NOAA has started using a new and sophisticated weather forecast model to improve predictions of quickly developing severe weather events, including thunderstorms, winter storms, and aviation hazards such as clear air turbulence. The improved model will also help with energy-related forecasting.
The Rapid Refresh now provides NOAA’s most rapidly updated weather forecast, replacing an older model that served a similar function. The Rapid Refresh, developed by NOAA’s Earth System Research Laboratory in Boulder, Colo., and NOAA’s National Centers for Environmental Prediction (NCEP) in Camp Springs, Md., updates every hour with a new forecast extending 18 hours for North America. Such forecasts are especially important in aviation, where fast-developing weather conditions can affect safety and efficiency.
The Rapid Refresh model extends the geographical coverage of NOAA’s weather situational awareness information to all of North America, not just the contiguous United States, as was the case for the older model.
The United States is the only country that updates computer model forecasts every hour using the latest observations from an extensive network of ground and satellite-based sensors, radars, and aircraft, said Stan Benjamin, lead developer of the new model and a research meteorologist at the Earth System Research Laboratory.

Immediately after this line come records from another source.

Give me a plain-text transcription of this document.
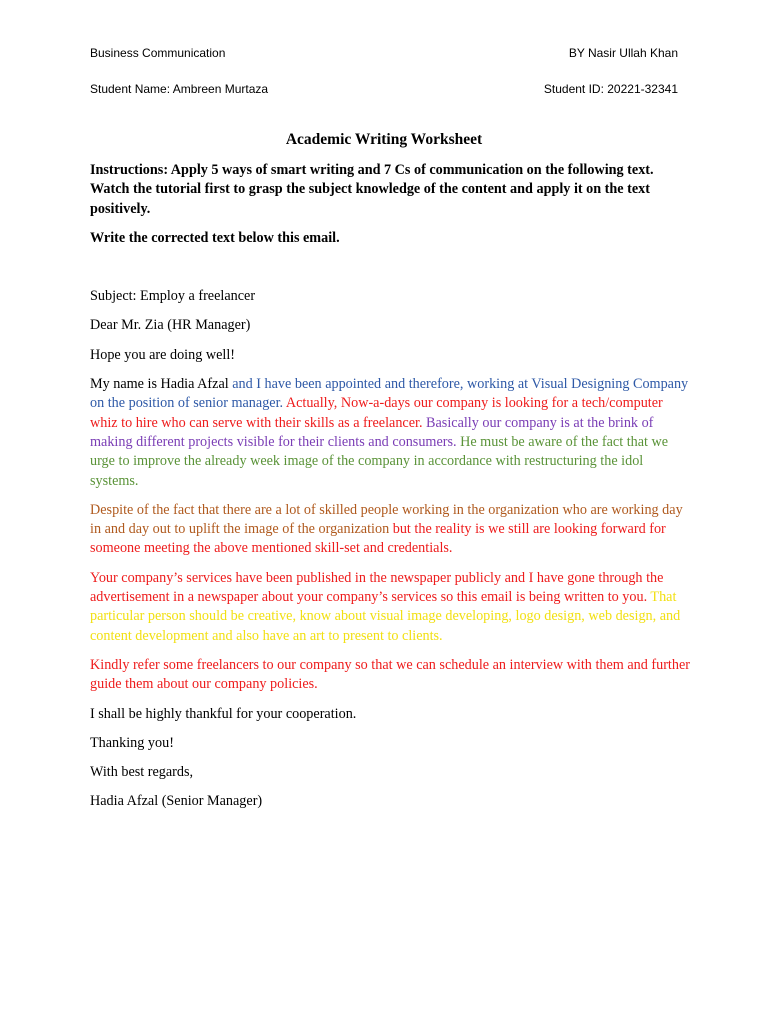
Business Communication	BY Nasir Ullah Khan
Student Name: Ambreen Murtaza	Student ID: 20221-32341
Academic Writing Worksheet

Instructions: Apply 5 ways of smart writing and 7 Cs of communication on the following text. Watch the tutorial first to grasp the subject knowledge of the content and apply it on the text positively.

Write the corrected text below this email.

Subject: Employ a freelancer

Dear Mr. Zia (HR Manager)

Hope you are doing well!

My name is Hadia Afzal and I have been appointed and therefore, working at Visual Designing Company on the position of senior manager. Actually, Now-a-days our company is looking for a tech/computer whiz to hire who can serve with their skills as a freelancer. Basically our company is at the brink of making different projects visible for their clients and consumers. He must be aware of the fact that we urge to improve the already week image of the company in accordance with restructuring the idol systems.

Despite of the fact that there are a lot of skilled people working in the organization who are working day in and day out to uplift the image of the organization but the reality is we still are looking forward for someone meeting the above mentioned skill-set and credentials.

Your company’s services have been published in the newspaper publicly and I have gone through the advertisement in a newspaper about your company’s services so this email is being written to you. That particular person should be creative, know about visual image developing, logo design, web design, and content development and also have an art to present to clients.

Kindly refer some freelancers to our company so that we can schedule an interview with them and further guide them about our company policies.

I shall be highly thankful for your cooperation.

Thanking you!

With best regards,

Hadia Afzal (Senior Manager)
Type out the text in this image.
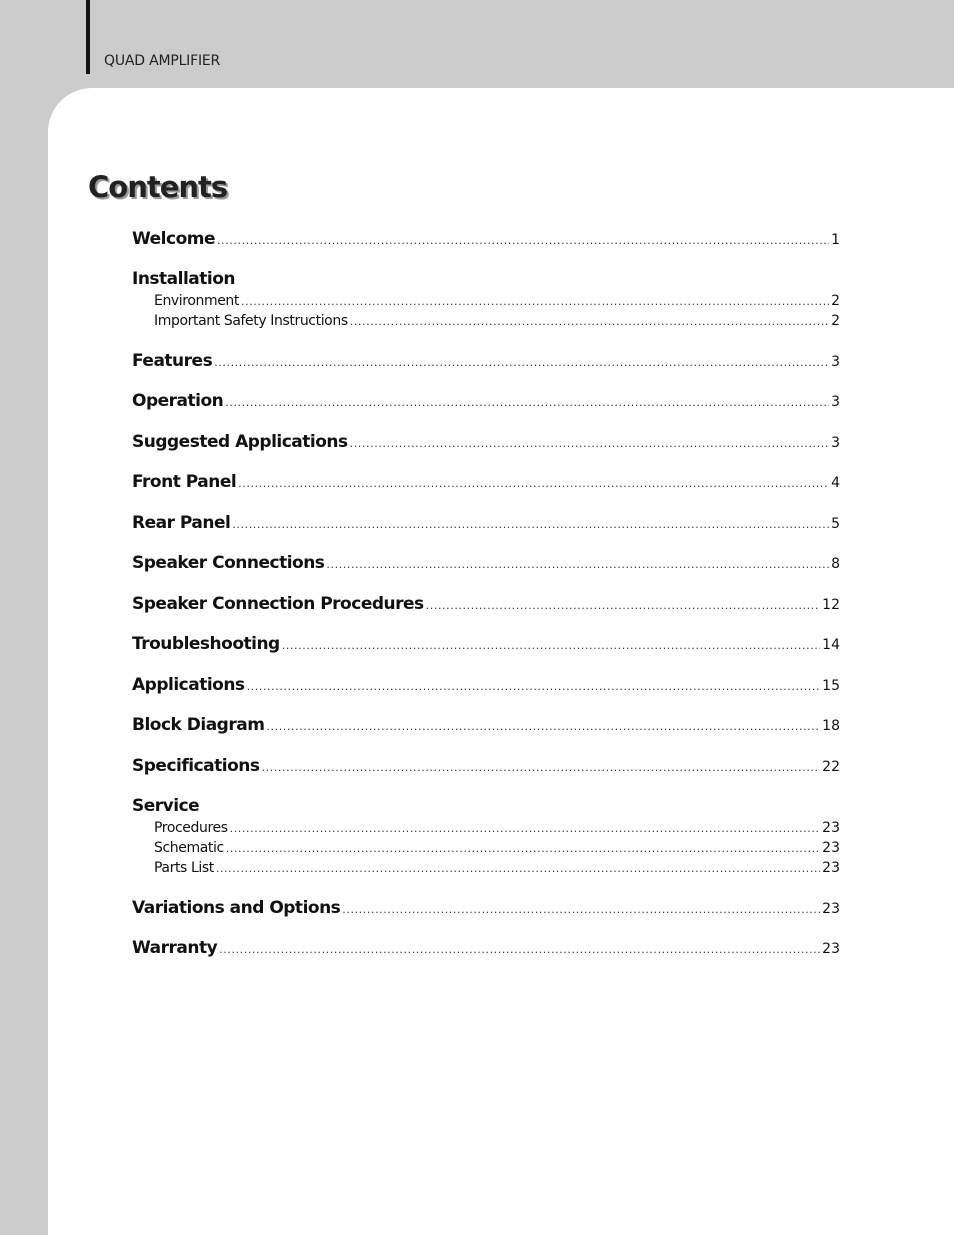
QUAD AMPLIFIER
Contents
Welcome .....	1
Installation
Environment .....	2
Important Safety Instructions .....	2
Features .....	3
Operation .....	3
Suggested Applications .....	3
Front Panel .....	4
Rear Panel .....	5
Speaker Connections .....	8
Speaker Connection Procedures .....	12
Troubleshooting .....	14
Applications .....	15
Block Diagram .....	18
Specifications .....	22
Service
Procedures .....	23
Schematic .....	23
Parts List .....	23
Variations and Options .....	23
Warranty .....	23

The new model was tested extensively, running experimentally for 22 months at NOAA’s NCEP, and will replace the older rapidly updated model, Rapid Update Cycle (RUC), which was run at similar frequency and resolution for an 18-hour forecast. In comparisons with the older model, the new Rapid Refresh (RAP) has proved more skillful.

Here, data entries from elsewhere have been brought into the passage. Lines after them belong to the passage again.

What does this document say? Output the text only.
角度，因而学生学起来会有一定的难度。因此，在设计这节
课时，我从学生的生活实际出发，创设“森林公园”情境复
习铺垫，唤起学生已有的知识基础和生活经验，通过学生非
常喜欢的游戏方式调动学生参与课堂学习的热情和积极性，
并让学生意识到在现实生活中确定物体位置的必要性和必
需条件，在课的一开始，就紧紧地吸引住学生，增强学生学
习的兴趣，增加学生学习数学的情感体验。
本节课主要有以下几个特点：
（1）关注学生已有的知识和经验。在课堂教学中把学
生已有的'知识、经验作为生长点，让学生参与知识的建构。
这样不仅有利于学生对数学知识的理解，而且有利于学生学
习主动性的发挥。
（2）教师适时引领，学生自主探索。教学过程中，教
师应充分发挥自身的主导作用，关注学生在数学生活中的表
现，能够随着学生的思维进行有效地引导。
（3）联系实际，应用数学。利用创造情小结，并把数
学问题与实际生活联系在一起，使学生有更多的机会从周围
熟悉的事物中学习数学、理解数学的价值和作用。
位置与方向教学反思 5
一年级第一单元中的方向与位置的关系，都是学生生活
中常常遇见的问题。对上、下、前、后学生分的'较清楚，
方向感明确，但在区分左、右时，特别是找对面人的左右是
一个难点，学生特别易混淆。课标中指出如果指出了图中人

For example, the new model performed significantly better than its predecessor in forecasting heavy rain that pounded the Midwest in June last year. The new forecasts more correctly projected the geographical areas that received 2 inches or more of precipitation.
RAP’s skillful forecasts derive from three key improvements over the earlier model:
RAP is based on a more advanced numerical weather prediction model, the Weather Research and Forecasting (WRF) model. WRF was created through a collaboration of NOAA, the National Center for Atmospheric Research, the Air Force Weather Agency, and dozens of other research institutions.
RAP uses an innovative technique for “assimilating” current observations to start the forecast model. The newer assimilation technique, developed through a NOAA-NASA research partnership led by NOAA’s NCEP, improves short-range forecasts.
RAP extends the geographical coverage of NOAA’s weather situational awareness information to all of North America, not just the contiguous U.S. as was the case for the older model.